What are the rules for Tax Deducted at Source?

There are rules concerning not just income tax return filing but also concerning TDS. If an individual or organization meets these rules adequately, they will be able to avoid penalties, fees, or interest. The main rules related to TDS are:

  1. One of the first essential rules is that Tax Deducted at Source needs to be deducted at the time when the payment either gets due or when the actual amount is made, whichever is earlier
  2. Delay in deduction of TDS will attract interest @ 1% per month until the tax is deducted [2]
  3. Every person, whether an employer or otherwise, needs to credit the tax deducted to the government’s account by the 7th day of the following month
  4. In case of late or non-payment of TDS, an interest @ 1.5% per month will be levied until the tax has not been deposited

How to apply for a TDS refund?

A major misconception that many individuals have is that an excess TDS refund is different from that of an income tax refund. However, according to the Indian Tax System, there is only one type of return that you claim at the time of filing your annual income tax return.

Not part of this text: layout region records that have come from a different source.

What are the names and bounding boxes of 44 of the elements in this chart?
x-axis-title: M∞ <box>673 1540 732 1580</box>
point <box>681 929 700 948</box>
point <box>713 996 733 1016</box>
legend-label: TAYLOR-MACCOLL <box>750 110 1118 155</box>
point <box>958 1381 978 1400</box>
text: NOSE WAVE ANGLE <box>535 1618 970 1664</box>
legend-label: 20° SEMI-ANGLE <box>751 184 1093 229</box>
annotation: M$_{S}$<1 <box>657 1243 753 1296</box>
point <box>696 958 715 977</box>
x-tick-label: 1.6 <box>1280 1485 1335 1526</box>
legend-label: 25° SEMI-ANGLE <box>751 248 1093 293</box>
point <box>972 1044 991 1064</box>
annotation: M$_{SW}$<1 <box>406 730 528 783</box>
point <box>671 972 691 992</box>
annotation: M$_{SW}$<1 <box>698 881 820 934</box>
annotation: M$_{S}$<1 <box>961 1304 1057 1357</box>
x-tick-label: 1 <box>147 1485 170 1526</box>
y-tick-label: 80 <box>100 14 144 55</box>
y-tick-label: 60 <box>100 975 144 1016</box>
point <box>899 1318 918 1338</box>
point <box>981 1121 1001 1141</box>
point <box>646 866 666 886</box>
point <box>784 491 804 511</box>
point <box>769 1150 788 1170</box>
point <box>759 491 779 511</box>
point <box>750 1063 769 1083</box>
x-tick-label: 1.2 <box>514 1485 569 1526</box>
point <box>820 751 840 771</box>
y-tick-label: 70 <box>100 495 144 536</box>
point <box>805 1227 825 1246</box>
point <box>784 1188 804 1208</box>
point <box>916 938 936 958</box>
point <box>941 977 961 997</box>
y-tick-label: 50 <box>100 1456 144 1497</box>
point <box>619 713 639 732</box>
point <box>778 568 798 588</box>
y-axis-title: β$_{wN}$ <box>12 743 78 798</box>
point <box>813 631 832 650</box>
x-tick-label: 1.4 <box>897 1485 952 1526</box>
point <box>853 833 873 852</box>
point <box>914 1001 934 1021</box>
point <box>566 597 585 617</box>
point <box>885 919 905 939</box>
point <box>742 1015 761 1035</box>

For filing your TDS refund, it is compulsory to quote bank account details such as account number and IFSC code. Failing to do so will not generate a valid file for you. In case if someone deducts more tax than he should have deducted, then there will be an income tax refund, which can be claimed upon the filing of the annual income tax return (ITR).

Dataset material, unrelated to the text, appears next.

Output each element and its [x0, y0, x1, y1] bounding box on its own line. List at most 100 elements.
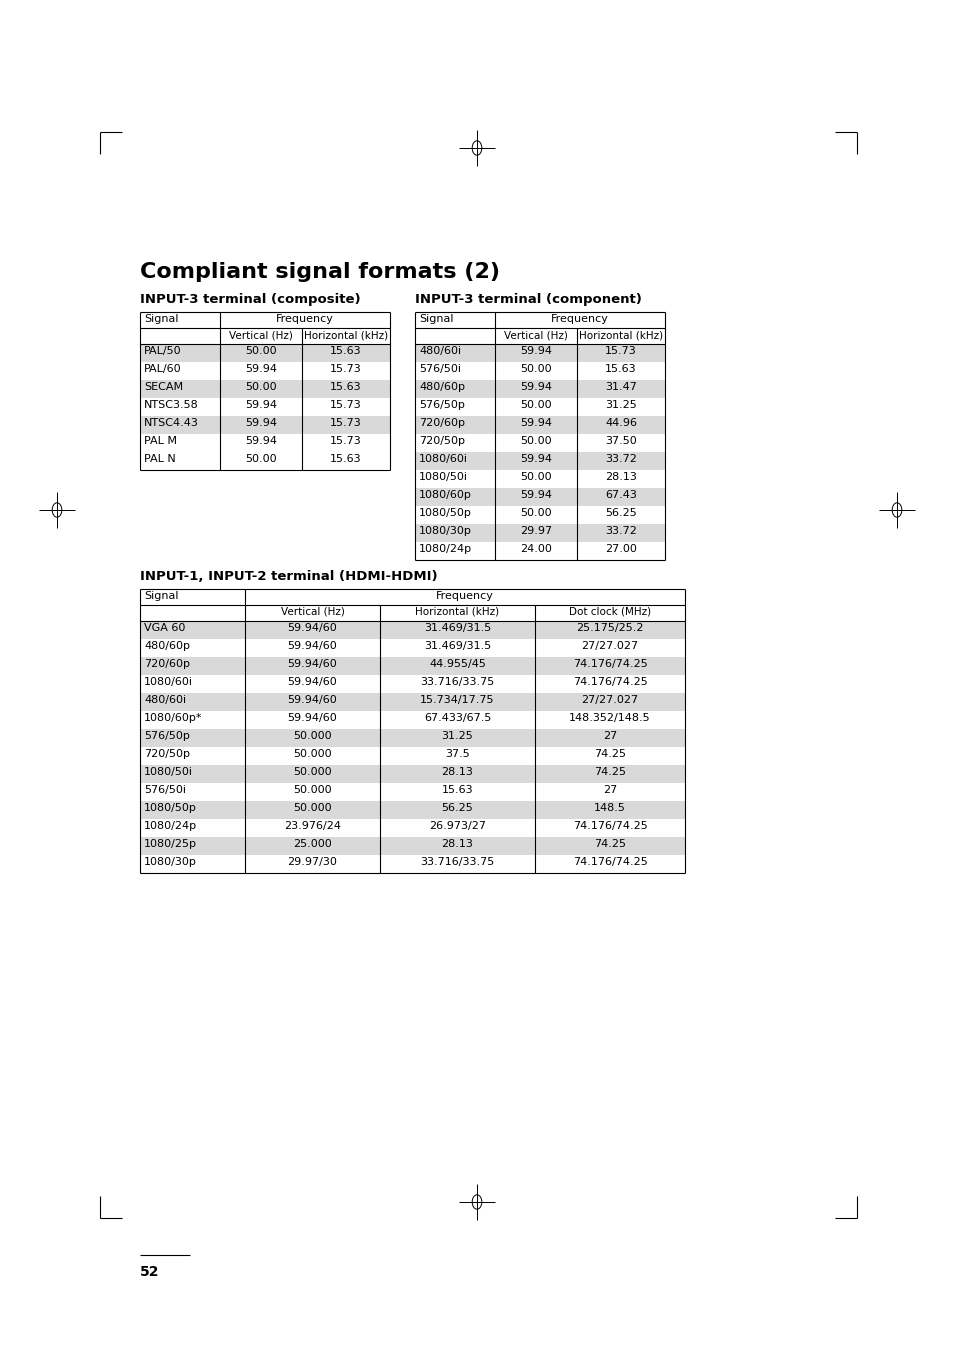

For example, you own a transport agency, and yours is a proprietorship firm. You presented an invoice for Rs. 20,000/- and the person paying freight paid you a net amount of Rs. 19,600/- (after deducting tax of Rs. 1,000/- @ 2% under section 194C). In this case, the tax will be deducted at 2% instead of 1% and hence deducted excess TDS by Rs. 200/-. This excess TDS of Rs. 200 will arise as a refund in the income tax return, according to the Income Tax Act, 1961.

Ensure Proper TDS Deduction

Tax Deducted at Source is an essential legal obligation for everyone earning an income. It ensures that there is no tax evasion as it is levied at the source itself. Every employer, as well as individuals, should give proper attention to meeting with this deduction. It is because non-filing or late filing of Tax Deducted at Source will attract penalties and fines.

Along with being aware of how to file ITR, Individuals at their end should share proper documentation with the employer as well as check online for any updates in TDS provisions. It will ensure that your employer makes the right Tax Deducted at Source declaration from your salary income.

Wealthcafe Advice

There is only a single refund i.e. Income Tax Refund which is an excess of tax already paid by way of TDS, TCS, advance tax or self-assessment tax less tax on your total income. You can get a refund of additional tax only after filing your income tax return for that particular year.

In other words, there is no other method to get a refund other than by filing an Income Tax Return.